I first heard the news of the passing of Justice Ruth Bader Ginsburg outside Yates Hall, where I was finishing up some homework with a friend. When she received the text from her dad who works for a United States Senator, we talked for a while with tears in our eyes, reflecting on the crazy year that 2020 has been. When I walked inside, I was surprised to see sports instead of the news on the common room TV. The boys watching the basketball game said they were too upset to watch the news coverage. There were girls sobbing in our hall, mourning the death of a role model. Many students at the College of William and Mary were grieving the death of Ginsburg, as was almost every citizen who respects the highest court in the nation.
Friday, Sept. 18, around 7 p.m., Ginsburg died after her long battle with pancreatic cancer. According to her granddaughter, before she passed, Justice Ginsburg dictated, “My most fervent wish is that I will not be replaced until a new president is installed.” Just over a week later, Sept. 26, President Donald Trump announced his intent to nominate Judge Amy Coney Barrett to fill this new vacancy on the Supreme Court. Not only did Trump disregard Ginsburg’s final wish, but he also nominated a conservative, pro-life justice who stands for almost everything Ginsburg fought against. Some Americans may perceive Trump nominating a female justice as a symbol of “honoring Ginsburg’s legacy.” However, this act diminishes her legacy, as it seems Trump sees her as a unidimensional female, rather than a staunch liberal justice. Ultimately, I see it as a sexist move, as Trump seems to see women as interchangeable and dismisses them as independent thinkers.
As her past record shows, Judge Barrett has worked to limit a woman’s access to abortion, strip away public health care, and support a literal interpretation of the Second Amendment. These are all ideological opposites of Ginsburg’s political views. Mallory Quigley, the vice president of communications for the anti-abortion political group the Susan B. Anthony List, stated, “The reason we love Amy Barrett is she is known to the grassroots, she has already been vetted”.
Ginsburg would be offended if someone had told her Judge Barrett’s nomination was a way of honoring her legacy. The American public and American presidents need to stop associating a Judge’s demographic identity with their political legacy. Though she is a woman, Amy Coney Barrett’s nomination does not honor Ginsburg: it erases everything Ginsburg stood for.
President George H. W. Bush made a similar political chess move with his nomination of Justice Clarence Thomas. Bush nominated Thomas to be the second Black Supreme Court justice, replacing the first, Justice Thurgood Marshall. This may have been a way of honoring Marshall’s identity as a Black man, but the nomination of Clarence Thomas certainly did not respect Marshall’s thinking on the law.

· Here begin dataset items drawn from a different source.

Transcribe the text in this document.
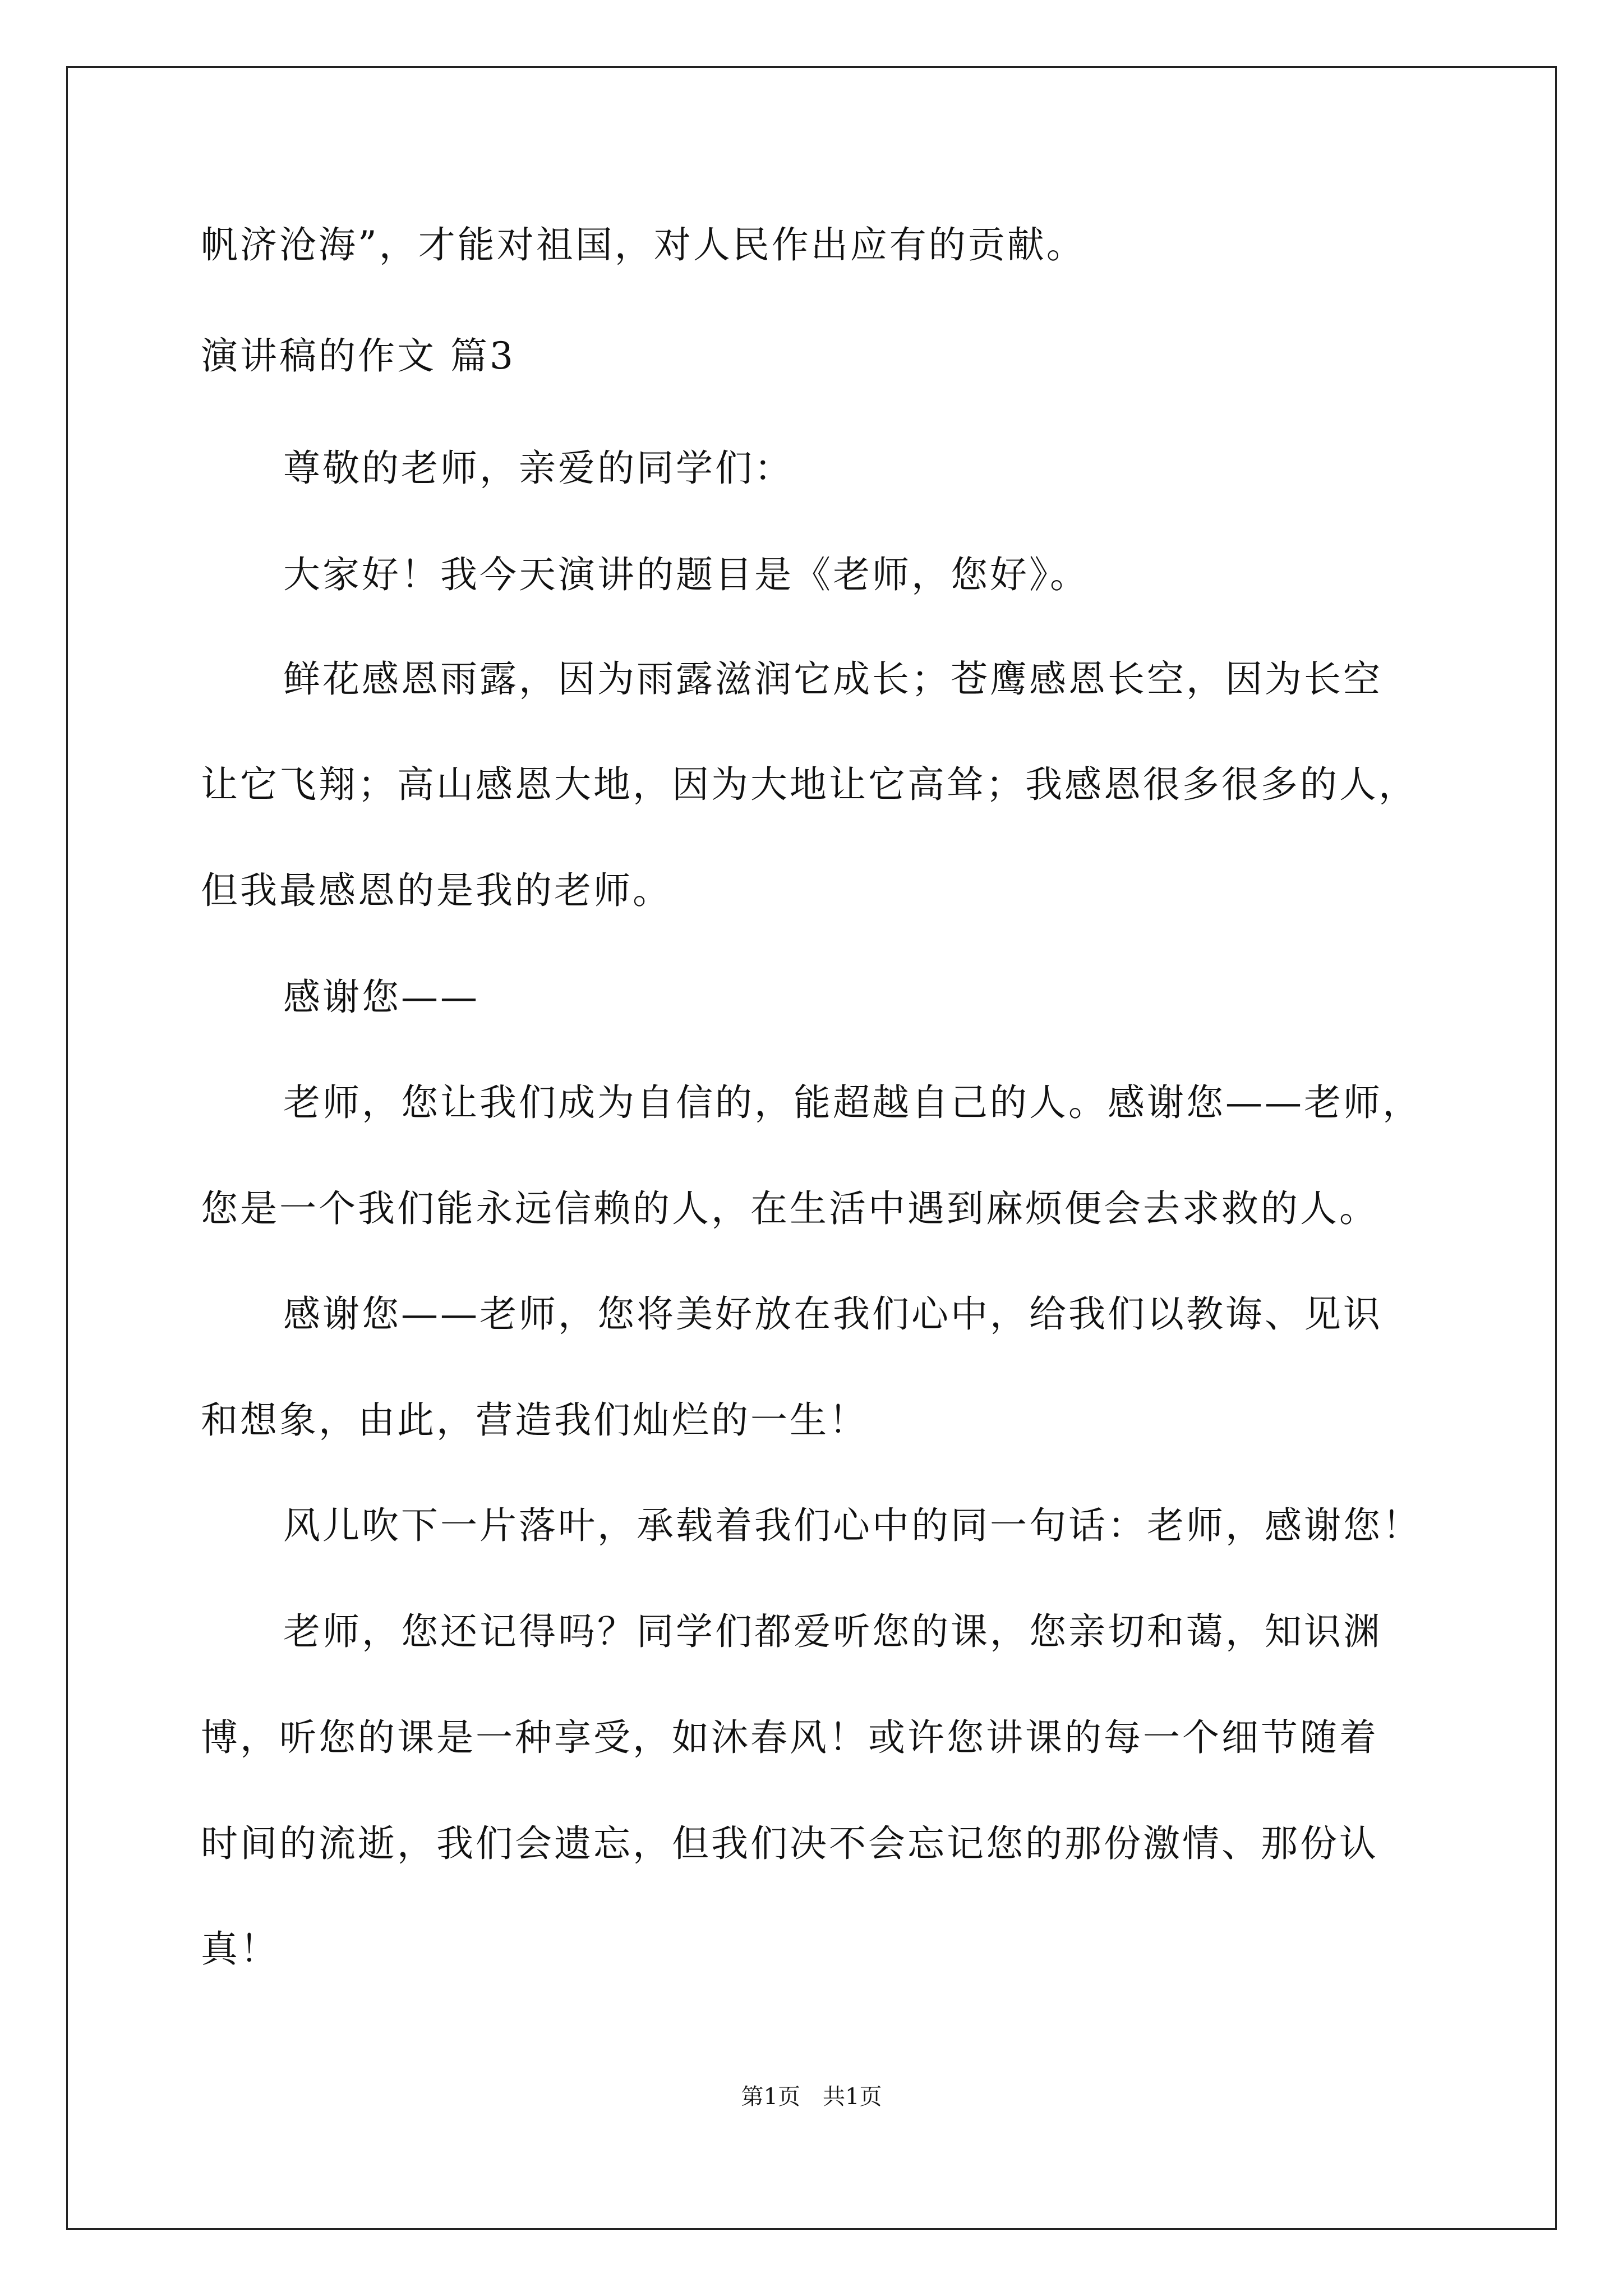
帆济沧海”，才能对祖国，对人民作出应有的贡献。
演讲稿的作文 篇3
尊敬的老师，亲爱的同学们：
大家好！我今天演讲的题目是《老师，您好》。
鲜花感恩雨露，因为雨露滋润它成长；苍鹰感恩长空，因为长空
让它飞翔；高山感恩大地，因为大地让它高耸；我感恩很多很多的人，
但我最感恩的是我的老师。
感谢您——
老师，您让我们成为自信的，能超越自己的人。感谢您——老师，
您是一个我们能永远信赖的人，在生活中遇到麻烦便会去求救的人。
感谢您——老师，您将美好放在我们心中，给我们以教诲、见识
和想象，由此，营造我们灿烂的一生！
风儿吹下一片落叶，承载着我们心中的同一句话：老师，感谢您！
老师，您还记得吗？同学们都爱听您的课，您亲切和蔼，知识渊
博，听您的课是一种享受，如沐春风！或许您讲课的每一个细节随着
时间的流逝，我们会遗忘，但我们决不会忘记您的那份激情、那份认
真！
第1页　共1页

Clarence Thomas is on the complete opposite side of the political spectrum of Marshall — he is currently the most conservative justice, whereas Marshall was a dedicated liberal. This precedent of honoring a judge based on their demographic identity rather than their ideology is dangerous, as it poses a threat to the balance of the Supreme Court and its status as an apolitical body.

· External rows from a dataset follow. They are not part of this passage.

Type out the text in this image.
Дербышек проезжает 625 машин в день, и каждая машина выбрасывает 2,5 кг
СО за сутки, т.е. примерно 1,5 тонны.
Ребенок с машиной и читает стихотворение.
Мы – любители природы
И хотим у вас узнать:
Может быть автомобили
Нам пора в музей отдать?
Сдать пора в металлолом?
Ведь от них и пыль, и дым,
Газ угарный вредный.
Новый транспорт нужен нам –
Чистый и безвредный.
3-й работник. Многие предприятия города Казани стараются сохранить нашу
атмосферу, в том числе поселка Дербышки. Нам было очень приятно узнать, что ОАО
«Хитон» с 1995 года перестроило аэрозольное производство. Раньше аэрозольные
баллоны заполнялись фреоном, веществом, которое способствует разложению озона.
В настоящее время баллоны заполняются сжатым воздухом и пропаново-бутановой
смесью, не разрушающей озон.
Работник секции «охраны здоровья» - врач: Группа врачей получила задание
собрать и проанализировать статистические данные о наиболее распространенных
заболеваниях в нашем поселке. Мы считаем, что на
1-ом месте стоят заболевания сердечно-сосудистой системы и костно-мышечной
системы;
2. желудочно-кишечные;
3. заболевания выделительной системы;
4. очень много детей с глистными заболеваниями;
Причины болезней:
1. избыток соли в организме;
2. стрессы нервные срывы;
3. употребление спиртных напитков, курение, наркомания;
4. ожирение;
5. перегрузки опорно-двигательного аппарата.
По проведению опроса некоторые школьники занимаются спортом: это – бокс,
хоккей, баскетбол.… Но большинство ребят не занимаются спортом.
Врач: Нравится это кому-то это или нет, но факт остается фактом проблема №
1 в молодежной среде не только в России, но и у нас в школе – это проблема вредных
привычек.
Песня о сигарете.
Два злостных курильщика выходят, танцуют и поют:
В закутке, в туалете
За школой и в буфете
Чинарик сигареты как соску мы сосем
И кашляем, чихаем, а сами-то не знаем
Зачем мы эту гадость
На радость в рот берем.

Chief Justice John Roberts has been moving increasingly more to the center of the political spectrum throughout Donald Trump’s presidency. Judicial scholars see this as Roberts’s way of balancing the court, as Trump continues to nominate more conservative justices and tip its scale to the right. This underscores the importance of a relatively centrist equilibrium on the court.

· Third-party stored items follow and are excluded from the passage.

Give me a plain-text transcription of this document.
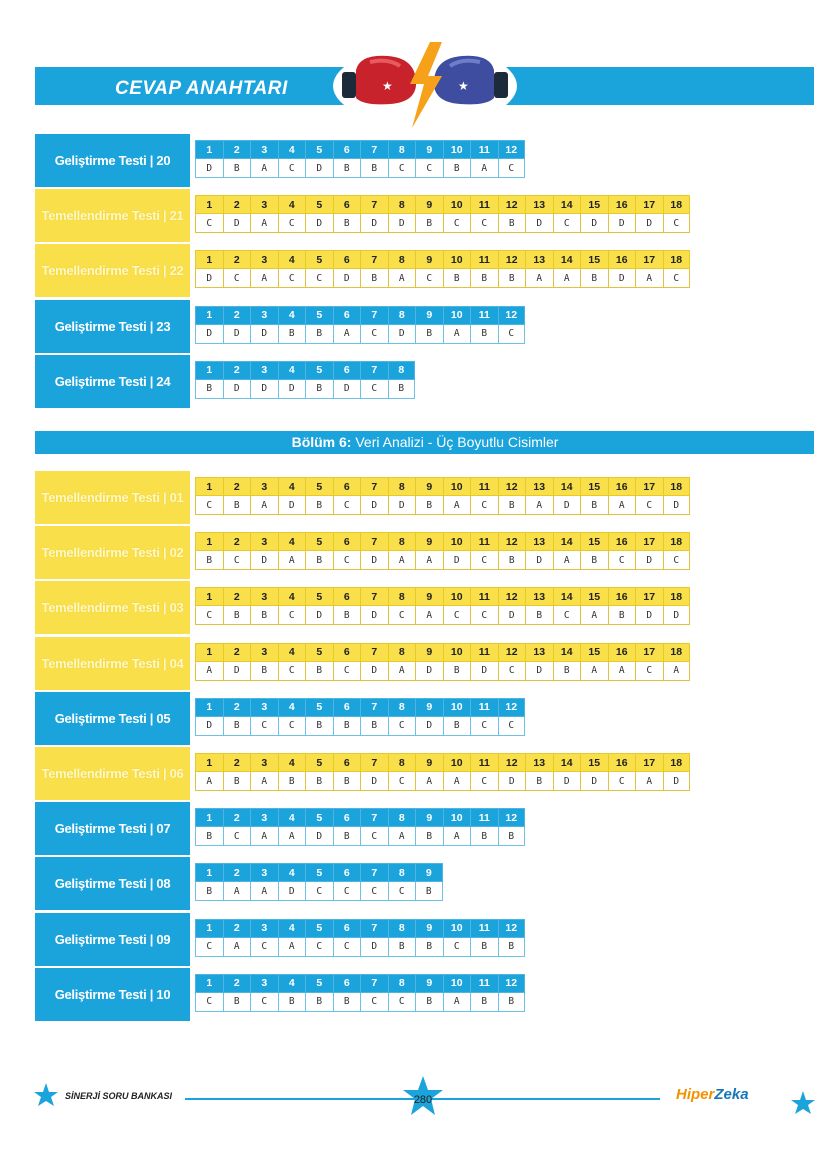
CEVAP ANAHTARI	★	★
Geliştirme Testi | 20
1	2	3	4	5	6	7	8	9	10	11	12
D	B	A	C	D	B	B	C	C	B	A	C
Temellendirme Testi | 21
1	2	3	4	5	6	7	8	9	10	11	12	13	14	15	16	17	18
C	D	A	C	D	B	D	D	B	C	C	B	D	C	D	D	D	C
Temellendirme Testi | 22
1	2	3	4	5	6	7	8	9	10	11	12	13	14	15	16	17	18
D	C	A	C	C	D	B	A	C	B	B	B	A	A	B	D	A	C
Geliştirme Testi | 23
1	2	3	4	5	6	7	8	9	10	11	12
D	D	D	B	B	A	C	D	B	A	B	C
Geliştirme Testi | 24
1	2	3	4	5	6	7	8
B	D	D	D	B	D	C	B
Bölüm 6: Veri Analizi - Üç Boyutlu Cisimler
Temellendirme Testi | 01
1	2	3	4	5	6	7	8	9	10	11	12	13	14	15	16	17	18
C	B	A	D	B	C	D	D	B	A	C	B	A	D	B	A	C	D
Temellendirme Testi | 02
1	2	3	4	5	6	7	8	9	10	11	12	13	14	15	16	17	18
B	C	D	A	B	C	D	A	A	D	C	B	D	A	B	C	D	C
Temellendirme Testi | 03
1	2	3	4	5	6	7	8	9	10	11	12	13	14	15	16	17	18
C	B	B	C	D	B	D	C	A	C	C	D	B	C	A	B	D	D
Temellendirme Testi | 04
1	2	3	4	5	6	7	8	9	10	11	12	13	14	15	16	17	18
A	D	B	C	B	C	D	A	D	B	D	C	D	B	A	A	C	A
Geliştirme Testi | 05
1	2	3	4	5	6	7	8	9	10	11	12
D	B	C	C	B	B	B	C	D	B	C	C
Temellendirme Testi | 06
1	2	3	4	5	6	7	8	9	10	11	12	13	14	15	16	17	18
A	B	A	B	B	B	D	C	A	A	C	D	B	D	D	C	A	D
Geliştirme Testi | 07
1	2	3	4	5	6	7	8	9	10	11	12
B	C	A	A	D	B	C	A	B	A	B	B
Geliştirme Testi | 08
1	2	3	4	5	6	7	8	9
B	A	A	D	C	C	C	C	B
Geliştirme Testi | 09
1	2	3	4	5	6	7	8	9	10	11	12
C	A	C	A	C	C	D	B	B	C	B	B
Geliştirme Testi | 10
1	2	3	4	5	6	7	8	9	10	11	12
C	B	C	B	B	B	C	C	B	A	B	B
SİNERJİ SORU BANKASI	280	HiperZeka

In 2016, former President Barack Obama was faced with the task of nominating a justice to fill an open space on the Supreme Court after the death of Justice Antonin Scalia. Obama took into account the ideological legacy of Scalia as an ultra-conservative justice and nominated a moderate, Merrick Garland, to fill his seat. Presidents should follow this method and make sure to consider the beliefs of the preceding justice in order to preserve the ideological balance of the court.